Erysipelas and cellulitis often coexist.

Cellulitis and cutaneous abscess are the second most common infections leading to hospitalization, with nearly 600,000 annual admissions in the US.

Predominant pathogens are aerobic gram positive organisms.

Almost always caused by S aureus or streptococcus pyogenes group A.

Lower extremity cellulitis incidence is about 199 cases per 100,000 person years and is comparable to venous thromboembolism, hip trauma due to moderate trauma, and new onset kidney stones, which are approximately 117, 115, and 102 cases per 100,000 persons years, respectively.

Blood cultures usually are positive only if the patient develops generalized sepsis.

Conditions that may resemble cellulitis include:deep vein thrombosis and stasis dermatitis, Lyme disease.

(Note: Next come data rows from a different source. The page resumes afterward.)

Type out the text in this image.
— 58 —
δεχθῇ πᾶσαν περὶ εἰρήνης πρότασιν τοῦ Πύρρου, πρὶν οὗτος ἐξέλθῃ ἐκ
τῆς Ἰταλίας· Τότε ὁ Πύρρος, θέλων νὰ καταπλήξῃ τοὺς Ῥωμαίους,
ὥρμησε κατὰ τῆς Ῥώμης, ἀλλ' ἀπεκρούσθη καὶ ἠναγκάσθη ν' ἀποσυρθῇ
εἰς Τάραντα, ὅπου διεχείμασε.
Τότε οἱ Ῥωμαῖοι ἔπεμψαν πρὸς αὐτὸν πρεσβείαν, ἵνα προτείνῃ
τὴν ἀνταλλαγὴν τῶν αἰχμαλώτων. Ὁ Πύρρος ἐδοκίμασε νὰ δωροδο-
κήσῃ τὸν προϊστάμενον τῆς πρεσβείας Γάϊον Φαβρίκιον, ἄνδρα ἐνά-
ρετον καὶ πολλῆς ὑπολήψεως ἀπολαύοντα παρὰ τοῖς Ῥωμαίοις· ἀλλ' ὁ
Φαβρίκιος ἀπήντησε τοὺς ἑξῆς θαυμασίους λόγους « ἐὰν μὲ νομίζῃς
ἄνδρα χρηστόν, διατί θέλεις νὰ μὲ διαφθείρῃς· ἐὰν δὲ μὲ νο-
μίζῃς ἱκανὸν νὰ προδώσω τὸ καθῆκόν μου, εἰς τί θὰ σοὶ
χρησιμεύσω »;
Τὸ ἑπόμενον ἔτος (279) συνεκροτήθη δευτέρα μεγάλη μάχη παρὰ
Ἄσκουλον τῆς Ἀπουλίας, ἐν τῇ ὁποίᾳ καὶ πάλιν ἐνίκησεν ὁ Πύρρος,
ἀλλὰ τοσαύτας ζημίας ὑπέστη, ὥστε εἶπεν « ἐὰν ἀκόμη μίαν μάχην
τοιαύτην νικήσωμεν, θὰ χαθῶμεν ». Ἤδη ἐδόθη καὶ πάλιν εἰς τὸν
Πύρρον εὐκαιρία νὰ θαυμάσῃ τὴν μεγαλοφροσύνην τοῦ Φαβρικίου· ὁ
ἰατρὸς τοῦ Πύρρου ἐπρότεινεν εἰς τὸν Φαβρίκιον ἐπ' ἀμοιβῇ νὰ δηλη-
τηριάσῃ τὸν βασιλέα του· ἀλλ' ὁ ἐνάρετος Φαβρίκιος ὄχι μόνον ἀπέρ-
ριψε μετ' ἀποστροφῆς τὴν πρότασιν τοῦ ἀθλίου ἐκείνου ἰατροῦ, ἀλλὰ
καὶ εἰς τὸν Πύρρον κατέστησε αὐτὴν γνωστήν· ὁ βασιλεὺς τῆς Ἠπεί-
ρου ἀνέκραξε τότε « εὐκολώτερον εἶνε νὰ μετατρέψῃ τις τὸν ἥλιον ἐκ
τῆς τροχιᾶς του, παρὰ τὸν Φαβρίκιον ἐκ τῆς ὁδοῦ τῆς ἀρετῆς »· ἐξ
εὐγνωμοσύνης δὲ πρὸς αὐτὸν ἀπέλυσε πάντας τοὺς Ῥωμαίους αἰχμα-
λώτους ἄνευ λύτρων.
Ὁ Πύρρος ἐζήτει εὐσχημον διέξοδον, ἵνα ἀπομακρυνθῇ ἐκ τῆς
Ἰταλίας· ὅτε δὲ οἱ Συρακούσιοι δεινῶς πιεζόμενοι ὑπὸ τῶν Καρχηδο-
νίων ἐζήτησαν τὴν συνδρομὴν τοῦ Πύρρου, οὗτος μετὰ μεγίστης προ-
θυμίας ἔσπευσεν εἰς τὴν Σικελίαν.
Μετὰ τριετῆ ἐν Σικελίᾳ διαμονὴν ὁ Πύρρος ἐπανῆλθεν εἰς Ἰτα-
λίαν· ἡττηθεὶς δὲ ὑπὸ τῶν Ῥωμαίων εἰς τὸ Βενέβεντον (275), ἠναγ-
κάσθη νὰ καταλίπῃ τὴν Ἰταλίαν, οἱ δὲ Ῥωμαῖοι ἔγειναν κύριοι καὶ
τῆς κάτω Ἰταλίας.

When it occurs with acne conglobata, hidradenitis suppurativa, and pilonidal cysts, the syndrome is referred to as the follicular occlusion triad or tetrad.

Treatment consists of resting the affected area, debridement of necrotic tissue, and antibiotics.

Antibiotics, such as derivatives of penicillin or other types of antibiotics that are effective against the responsible bacteria, are used to treat cellulitis.

Sometimes treatment requires the administration of intravenous antibiotics in a hospital setting.

Treatment for more than 7-14 days is not necessary.